The following article is from the August/September 2013 issue of fellowship! magazine. You may download a pdf version of this story here.
Being missional
UBC’s Nash offers profile of missional presence
One of the ongoing challenges of ministry for Craig Nash, community pastor at University Baptist Church in Waco, Texas, is equipping home groups and individuals in his congregation to understand and live into their missional identity.
Nash, an alum of Baylor University’s Truett Seminary who serves on the board of the Cooperative Baptist Fellowship of Texas, views his role as a facilitator or active networker, working to help his congregation to respond promptly and practically to pressing needs in their community.
University Baptist is certainly a different kind of Baptist church. An innovative congregation where the popular David Crowder Band helped lead worship for many years, UBC serves a city with a significant young adult population thanks to nearby Baylor University and McLennan Community College.
With a diffuse sense of mission, Nash and UBC take an organic, rather than programmatic, approach to community ministry. For Nash, being a missional presence involves helping UBC members to meet the needs of their neighbors in the low-income community surrounding the church.
Nash works to connect members with certain gifts and talents to help meet the specific needs of neighbors. He did just that with a Baylor student majoring in business and a neighbor with a fledgling auto repair business. The owner, a recovering addict, hoped his repair shop would serve as a place of employment for others seeking to stabilize their lives.
With his graduation approaching, the business student desired to see the church continue a relationship with his new friend. The student asked Nash what it would mean, practically speaking, for UBC to be the presence of Christ to this neighbor?
UBC’s response to the student’s question was to put together a team with expertise in business management.
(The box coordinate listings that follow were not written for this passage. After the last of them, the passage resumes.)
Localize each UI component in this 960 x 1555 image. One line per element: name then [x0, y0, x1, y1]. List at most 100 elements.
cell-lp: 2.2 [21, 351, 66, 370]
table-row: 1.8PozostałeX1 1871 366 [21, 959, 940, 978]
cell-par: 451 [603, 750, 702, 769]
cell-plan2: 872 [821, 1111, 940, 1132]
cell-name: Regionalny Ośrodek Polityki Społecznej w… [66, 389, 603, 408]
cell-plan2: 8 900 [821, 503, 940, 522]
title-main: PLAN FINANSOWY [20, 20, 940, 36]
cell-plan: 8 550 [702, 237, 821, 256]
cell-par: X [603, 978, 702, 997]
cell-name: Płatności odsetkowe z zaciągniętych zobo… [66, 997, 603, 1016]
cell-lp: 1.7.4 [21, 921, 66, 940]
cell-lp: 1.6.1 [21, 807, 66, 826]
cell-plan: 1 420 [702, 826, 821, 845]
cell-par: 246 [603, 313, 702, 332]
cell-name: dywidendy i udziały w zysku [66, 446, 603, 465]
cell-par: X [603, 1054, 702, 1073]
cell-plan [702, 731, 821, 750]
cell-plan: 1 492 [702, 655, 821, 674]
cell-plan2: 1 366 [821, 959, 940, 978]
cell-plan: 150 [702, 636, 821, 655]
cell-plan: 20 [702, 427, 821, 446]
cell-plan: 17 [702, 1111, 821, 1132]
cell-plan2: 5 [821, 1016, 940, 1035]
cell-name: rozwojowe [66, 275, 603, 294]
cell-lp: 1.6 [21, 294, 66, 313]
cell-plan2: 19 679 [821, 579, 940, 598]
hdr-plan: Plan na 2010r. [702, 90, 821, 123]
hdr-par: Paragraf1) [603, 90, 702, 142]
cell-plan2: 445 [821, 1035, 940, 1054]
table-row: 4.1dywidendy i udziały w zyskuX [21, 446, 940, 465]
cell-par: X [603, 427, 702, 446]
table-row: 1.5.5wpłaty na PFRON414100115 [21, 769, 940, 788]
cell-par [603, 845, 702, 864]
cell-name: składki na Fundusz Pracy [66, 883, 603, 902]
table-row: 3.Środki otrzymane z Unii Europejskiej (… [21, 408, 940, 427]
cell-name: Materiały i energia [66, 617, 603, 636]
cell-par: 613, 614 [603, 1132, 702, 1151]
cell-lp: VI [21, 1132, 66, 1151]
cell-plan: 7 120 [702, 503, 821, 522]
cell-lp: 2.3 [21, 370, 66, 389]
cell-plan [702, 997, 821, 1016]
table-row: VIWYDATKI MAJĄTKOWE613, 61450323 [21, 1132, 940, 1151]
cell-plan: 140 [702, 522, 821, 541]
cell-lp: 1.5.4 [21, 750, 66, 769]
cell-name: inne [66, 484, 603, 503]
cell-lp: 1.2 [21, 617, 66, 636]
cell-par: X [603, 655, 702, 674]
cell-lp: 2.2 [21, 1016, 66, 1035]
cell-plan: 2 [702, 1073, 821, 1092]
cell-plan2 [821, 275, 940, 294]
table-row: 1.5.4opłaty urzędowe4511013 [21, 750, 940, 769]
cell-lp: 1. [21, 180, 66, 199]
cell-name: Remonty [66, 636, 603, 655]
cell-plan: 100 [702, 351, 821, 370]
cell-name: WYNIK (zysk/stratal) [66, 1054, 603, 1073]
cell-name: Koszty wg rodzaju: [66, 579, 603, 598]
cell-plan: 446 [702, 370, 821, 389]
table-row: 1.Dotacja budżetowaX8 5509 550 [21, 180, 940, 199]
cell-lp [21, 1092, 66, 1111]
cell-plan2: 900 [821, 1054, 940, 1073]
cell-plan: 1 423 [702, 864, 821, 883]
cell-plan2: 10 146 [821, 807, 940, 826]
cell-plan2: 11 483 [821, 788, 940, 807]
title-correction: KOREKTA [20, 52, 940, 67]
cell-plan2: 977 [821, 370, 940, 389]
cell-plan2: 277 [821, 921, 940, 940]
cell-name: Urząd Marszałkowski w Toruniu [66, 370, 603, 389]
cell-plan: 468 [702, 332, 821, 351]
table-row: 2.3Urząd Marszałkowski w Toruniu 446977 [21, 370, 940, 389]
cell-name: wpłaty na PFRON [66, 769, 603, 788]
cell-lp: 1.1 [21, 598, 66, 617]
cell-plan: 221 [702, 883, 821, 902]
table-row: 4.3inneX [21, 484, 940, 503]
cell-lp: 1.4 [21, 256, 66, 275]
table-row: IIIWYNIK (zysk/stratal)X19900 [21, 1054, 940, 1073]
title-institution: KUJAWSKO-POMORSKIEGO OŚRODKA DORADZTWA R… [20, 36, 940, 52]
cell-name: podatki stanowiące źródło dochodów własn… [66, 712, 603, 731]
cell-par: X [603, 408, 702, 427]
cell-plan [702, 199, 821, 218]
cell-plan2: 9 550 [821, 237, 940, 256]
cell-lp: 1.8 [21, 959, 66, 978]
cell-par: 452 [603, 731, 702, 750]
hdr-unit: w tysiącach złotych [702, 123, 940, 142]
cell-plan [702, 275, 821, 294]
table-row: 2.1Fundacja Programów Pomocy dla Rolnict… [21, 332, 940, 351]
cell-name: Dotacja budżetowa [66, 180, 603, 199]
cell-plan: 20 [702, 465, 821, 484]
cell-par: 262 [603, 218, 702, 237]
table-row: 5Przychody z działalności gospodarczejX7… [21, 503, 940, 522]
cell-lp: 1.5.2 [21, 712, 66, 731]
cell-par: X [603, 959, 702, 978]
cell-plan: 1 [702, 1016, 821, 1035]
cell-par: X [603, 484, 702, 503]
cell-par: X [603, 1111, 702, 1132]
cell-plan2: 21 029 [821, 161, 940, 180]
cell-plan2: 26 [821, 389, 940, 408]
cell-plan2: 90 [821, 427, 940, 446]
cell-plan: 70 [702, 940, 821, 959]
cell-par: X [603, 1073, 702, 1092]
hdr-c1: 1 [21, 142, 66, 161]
The team met regularly with the man and his family and new relationships were formed. This type of active, collective involvement is what being missional looks like to Nash.
Many of the students at nearby Cesar Chavez Middle School have experienced the ongoing missional presence of UBC members. Nash arranges for undergraduates to have lunch regularly with students at Cesar Chavez. This “lunch buddies” ministry has led to additional involvement after school with the middle schoolers, as UBC members volunteer to help with weekly soccer practice and other school activities.
Staying connected is a central component of Nash’s missional vision as well as the vision of UBC. And social media is an important tool that Nash utilizes in his role as community pastor. An avid Facebook user, Nash’s use of social media helped make possible an incredible rapid response to the devastating explosion in neighboring West, Texas.
In the aftermath of the fertilizer explosion that left 14 dead and nearly 200 injured, Nash and UBC instantly sought ways to help, organizing a meal for two West churches — First United Church of Christ and West Brethen Church — affected by the blast.
The explosion also had terrible consequences for the residents of a nursing center in West. Residents had to be relocated and placed in facilities an hour drive or farther away. Many of the residents’ caregivers were themselves elderly and lacked transportation to visit their displaced relatives. Upon learning of this unfortunate situation, Nash notified UBC home groups, sought donations and organized volunteers to help the residents stay connected with their family members during this chaotic time.
Through the Cooperative Baptist Fellowship, UBC has a two-year partnership with the Batey 50, a community of about 250 people nestled deep on the Dominican Republic’s sugar cane fields. Since 2011, UBC has been sending groups to provide the Batey 50 with clean water and to build a school. Nash views UBC’s commitment to international missions as an important way to deepen the congregation’s awareness of the necessity of offering a missional presence on a global scale.
Nash’s personal commitment to missional engagement is seen in another aspect of his ministry as community pastor — hanging out at a neighborhood bar. Several years ago, Nash began frequenting a bar within shouting distance of the church each week, where he naturally became known as “The Preacher.”
Regulars at the bar were mostly folks who had grown up together, worked together and retired together in the working class neighborhood surrounding UBC. These regulars gathered to maintain a connection with each other. At first, many thought it was a bit unusual to have a preacher in their midst. Now, as they have come to know and trust Nash with both their names and personal stories, they have given him a new, more affectionate name.
Nash is no longer called “The Preacher.” Instead, he is now known at the bar as “Our Preacher.”
And that’s what being missional looks like.